Simulating the vapour phase air/water exchange of p,p′-DDE, p,p′-DDT, lindane, and 2,3,7,8-tetrachlorodibenzodioxin

Abstract

Uncertainties in our understanding of gaseous air/water exchange have emerged as major sources of concern in efforts to construct global and regional mass balances of both the green house gas carbon dioxide and semi-volatile persistent, bioaccumulative and toxic chemicals. Hoff et al. (1996) suggested that these uncertainties result from a lack of understanding of the overall gaseous air/water mass transport process as well as imprecision in our ability to perform the necessary physicochemical property measurements of the gaseous species of interest.

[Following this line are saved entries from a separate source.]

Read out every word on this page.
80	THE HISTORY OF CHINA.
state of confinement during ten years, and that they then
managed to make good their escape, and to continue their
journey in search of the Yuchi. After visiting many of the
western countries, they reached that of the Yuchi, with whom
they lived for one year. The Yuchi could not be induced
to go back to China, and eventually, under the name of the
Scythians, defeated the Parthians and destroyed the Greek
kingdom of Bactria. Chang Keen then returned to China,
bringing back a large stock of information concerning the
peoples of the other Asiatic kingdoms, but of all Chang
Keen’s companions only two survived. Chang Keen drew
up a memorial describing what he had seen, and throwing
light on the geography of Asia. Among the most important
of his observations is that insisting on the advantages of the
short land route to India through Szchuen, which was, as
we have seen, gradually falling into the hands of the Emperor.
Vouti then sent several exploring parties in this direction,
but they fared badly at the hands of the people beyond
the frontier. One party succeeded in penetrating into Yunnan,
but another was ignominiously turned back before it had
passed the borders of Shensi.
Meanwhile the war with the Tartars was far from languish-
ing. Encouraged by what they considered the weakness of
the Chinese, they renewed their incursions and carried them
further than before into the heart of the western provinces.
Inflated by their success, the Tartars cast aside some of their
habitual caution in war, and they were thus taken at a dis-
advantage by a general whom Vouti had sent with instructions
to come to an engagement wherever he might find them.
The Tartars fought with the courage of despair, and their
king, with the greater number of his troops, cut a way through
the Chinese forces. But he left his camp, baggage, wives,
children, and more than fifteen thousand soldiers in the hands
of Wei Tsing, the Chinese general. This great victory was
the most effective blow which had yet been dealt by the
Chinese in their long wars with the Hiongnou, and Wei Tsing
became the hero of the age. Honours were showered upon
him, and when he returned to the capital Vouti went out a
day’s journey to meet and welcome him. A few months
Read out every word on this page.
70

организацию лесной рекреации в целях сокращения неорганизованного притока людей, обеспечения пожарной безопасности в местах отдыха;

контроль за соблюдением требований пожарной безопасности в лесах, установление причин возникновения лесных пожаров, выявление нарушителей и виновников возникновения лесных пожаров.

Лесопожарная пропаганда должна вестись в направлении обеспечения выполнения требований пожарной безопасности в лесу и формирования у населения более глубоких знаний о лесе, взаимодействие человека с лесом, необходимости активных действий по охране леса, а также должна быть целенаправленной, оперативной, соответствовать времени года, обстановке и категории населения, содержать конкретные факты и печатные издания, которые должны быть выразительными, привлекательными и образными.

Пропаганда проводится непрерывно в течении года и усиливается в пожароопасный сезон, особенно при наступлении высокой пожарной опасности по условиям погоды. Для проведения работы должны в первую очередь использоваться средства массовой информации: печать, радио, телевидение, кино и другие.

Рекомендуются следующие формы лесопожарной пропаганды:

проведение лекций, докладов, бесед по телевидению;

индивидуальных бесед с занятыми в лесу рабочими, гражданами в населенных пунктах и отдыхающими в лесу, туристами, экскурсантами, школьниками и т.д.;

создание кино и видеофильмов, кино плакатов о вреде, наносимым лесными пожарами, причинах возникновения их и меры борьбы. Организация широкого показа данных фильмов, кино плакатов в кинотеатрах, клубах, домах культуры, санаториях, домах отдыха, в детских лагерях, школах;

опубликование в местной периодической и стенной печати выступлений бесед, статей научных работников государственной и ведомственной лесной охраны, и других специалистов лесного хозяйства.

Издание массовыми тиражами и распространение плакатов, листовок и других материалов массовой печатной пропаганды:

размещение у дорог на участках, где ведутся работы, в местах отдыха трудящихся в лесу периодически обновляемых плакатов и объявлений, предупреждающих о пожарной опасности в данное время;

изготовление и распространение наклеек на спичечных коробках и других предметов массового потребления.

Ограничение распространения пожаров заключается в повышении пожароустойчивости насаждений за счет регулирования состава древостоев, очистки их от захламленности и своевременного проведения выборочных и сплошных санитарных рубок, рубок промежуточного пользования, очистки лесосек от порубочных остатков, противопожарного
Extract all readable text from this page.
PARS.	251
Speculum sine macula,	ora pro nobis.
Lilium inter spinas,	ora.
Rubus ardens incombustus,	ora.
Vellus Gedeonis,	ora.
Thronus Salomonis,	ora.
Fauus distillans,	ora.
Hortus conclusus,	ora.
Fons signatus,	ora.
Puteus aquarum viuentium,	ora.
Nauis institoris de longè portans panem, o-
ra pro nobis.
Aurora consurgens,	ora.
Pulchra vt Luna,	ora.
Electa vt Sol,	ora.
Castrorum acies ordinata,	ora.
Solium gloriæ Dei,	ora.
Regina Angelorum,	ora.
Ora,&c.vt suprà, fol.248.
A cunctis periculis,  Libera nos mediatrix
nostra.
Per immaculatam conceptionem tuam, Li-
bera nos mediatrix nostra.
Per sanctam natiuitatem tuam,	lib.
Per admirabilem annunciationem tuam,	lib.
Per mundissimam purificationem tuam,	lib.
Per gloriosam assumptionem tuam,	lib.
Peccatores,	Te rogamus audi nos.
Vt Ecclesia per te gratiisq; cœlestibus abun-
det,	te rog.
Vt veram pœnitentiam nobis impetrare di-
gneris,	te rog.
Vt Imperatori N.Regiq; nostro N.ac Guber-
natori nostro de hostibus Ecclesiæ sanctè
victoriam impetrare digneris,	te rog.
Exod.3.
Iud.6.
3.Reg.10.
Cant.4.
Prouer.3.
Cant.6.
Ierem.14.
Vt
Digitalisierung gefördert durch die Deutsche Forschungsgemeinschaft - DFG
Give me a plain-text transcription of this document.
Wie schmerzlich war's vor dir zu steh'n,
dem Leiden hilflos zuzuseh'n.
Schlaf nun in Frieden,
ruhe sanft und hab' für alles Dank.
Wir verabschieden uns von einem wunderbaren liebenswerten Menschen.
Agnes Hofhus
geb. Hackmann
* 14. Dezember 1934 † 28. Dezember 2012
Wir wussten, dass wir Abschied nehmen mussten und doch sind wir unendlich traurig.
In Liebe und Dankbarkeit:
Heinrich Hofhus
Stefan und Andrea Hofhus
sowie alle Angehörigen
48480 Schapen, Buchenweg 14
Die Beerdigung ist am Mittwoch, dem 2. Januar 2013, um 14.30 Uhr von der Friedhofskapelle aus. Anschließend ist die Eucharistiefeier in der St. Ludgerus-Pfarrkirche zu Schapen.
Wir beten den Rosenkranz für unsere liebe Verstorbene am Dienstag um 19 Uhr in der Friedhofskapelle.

In this work, nine low to intermediate wind speed-dependent mass transport models were evaluated as to their suitability for simulating air/water gaseous exchange of 2,3,7,8-TCDD, p,p′-DDT, p,p′-DDE and lindane. In addition, two physicochemical property estimation procedures were examined over an environmental temperature range of 0 to 40°C and compared with observations reported elsewhere in the literature. Findings from the work included: (1) the gaseous air/water exchange paradigm published by Mackay and Yeun (1983) appears to be the most robust, (2) models derived from environmental SF6 exchange data may generate upper limits for overall mass transfer coefficients but also may overestimate gaseous air/water exchange for compounds with small Henry’s Law constants, and (3) neither the property estimation procedures outlined by Paasiverta et al. (1999) nor those by Hilal et al. (2003) are suitable for all physicochemical property estimates; instead, combinations of property estimation procedures from both may be most useful.